ヨロコビが仕切り屋で暑苦しい。まるでイジメ首謀者。
ムカムカの立ち位置はイカリがいるからぶれてる。
カナシミは自分の行動の目的がなにかわからずに動いているので少し余計なこともしてしまう。
脳内の記憶の処理を説明するために、感情が探検する構成にし、探検の間その感情なしで司令塔がピンチに陥る状況が自然になるように、ライリー一家の引っ越しのタイミングを設定したのがとてもうまいなと思った。
でも、そういえば製作総指揮ジョン・ラセターって聞いて納得。トイストーリーも引っ越し設定だった。

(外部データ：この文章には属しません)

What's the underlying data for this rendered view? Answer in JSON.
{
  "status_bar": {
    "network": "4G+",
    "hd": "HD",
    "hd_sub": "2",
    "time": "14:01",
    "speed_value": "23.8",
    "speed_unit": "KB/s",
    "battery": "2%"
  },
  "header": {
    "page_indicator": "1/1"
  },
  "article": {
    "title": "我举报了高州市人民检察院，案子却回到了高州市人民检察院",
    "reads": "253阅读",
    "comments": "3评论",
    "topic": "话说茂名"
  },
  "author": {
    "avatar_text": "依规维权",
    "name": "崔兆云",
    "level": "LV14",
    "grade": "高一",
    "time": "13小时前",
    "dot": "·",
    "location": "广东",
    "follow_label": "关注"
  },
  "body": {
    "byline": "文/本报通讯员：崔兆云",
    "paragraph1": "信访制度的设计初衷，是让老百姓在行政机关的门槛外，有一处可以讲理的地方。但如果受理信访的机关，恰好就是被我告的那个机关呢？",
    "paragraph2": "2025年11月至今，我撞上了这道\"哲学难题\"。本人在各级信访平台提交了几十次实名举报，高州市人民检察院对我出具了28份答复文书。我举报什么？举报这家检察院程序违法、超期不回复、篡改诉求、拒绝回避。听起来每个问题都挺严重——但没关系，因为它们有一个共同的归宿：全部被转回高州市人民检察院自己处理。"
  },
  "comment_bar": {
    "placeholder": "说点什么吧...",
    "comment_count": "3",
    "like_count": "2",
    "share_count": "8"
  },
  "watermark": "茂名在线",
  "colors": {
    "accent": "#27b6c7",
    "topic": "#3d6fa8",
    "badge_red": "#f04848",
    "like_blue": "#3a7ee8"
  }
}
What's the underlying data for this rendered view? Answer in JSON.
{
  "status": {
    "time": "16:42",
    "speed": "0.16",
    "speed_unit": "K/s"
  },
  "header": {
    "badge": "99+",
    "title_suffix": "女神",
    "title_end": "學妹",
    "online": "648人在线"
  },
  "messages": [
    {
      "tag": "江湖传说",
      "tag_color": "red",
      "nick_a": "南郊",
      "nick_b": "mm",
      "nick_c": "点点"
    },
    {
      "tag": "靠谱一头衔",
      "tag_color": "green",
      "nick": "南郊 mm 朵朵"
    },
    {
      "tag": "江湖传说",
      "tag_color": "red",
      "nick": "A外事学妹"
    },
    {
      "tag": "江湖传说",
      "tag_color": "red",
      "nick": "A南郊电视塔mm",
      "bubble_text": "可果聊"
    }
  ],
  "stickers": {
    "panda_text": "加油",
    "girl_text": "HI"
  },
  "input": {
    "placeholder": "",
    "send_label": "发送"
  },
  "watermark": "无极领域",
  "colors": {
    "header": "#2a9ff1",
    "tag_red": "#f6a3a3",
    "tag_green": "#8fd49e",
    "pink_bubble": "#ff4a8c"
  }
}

ライリーの中でヨロコビだけが幅をきかせているのは、子供だからと言うよりも、ひとりっこで両親の意識が自分だけに集中していることもあり、本来の感情を抑えて、親が望む子供の姿らしく振舞うことを覚えてしまっているからではないか。
子供によっては、カナシミやイカリが脳内で実権を握っている子もいると思う。
全ての感情がバランスよく作用している子供は10歳では珍しく、でも皆それを学びゆく月齢。
思春期に差し掛かる中で、第2次反抗期がやってきて、ライリーの脳内が感情の機微に目を向けられるようになったり、親に遠慮せず感情表現をしたり、親から自立を試みていくようになる。
その過程で、子供の頃の妄想の友達ビンボンを忘れていったり、長期記憶に仕舞われる思い出や忘れる記憶が出てくる。
最終的に、ビンボンが身を呈して助けてくれてヨロコビは再び司令塔に戻れる。
そして、記憶の中にカナシミもあることで幸せが引き立ち、より一層喜びとして感じられることをヨロコビは学ぶ。
ちょうど、引っ越しのタイミングによる環境変化と、ライリーの生理学的な成長が重なった事で、脳内司令塔はパニックに陥りつつも、最終的に感情のバランスが他の子より取れて、心身が健全な成長を遂げた事がわかるのが良かった。
カナシミは記憶の処理のテキストをしっかり勉強していたけど、その声に耳を傾けないヨロコビ。
悲観的な時ほど備えとして積極的に学び、楽観的な時ほど注意深くなかったりするが、でもテキストを学ぶ役目はビビリがする方が良かったなと思った。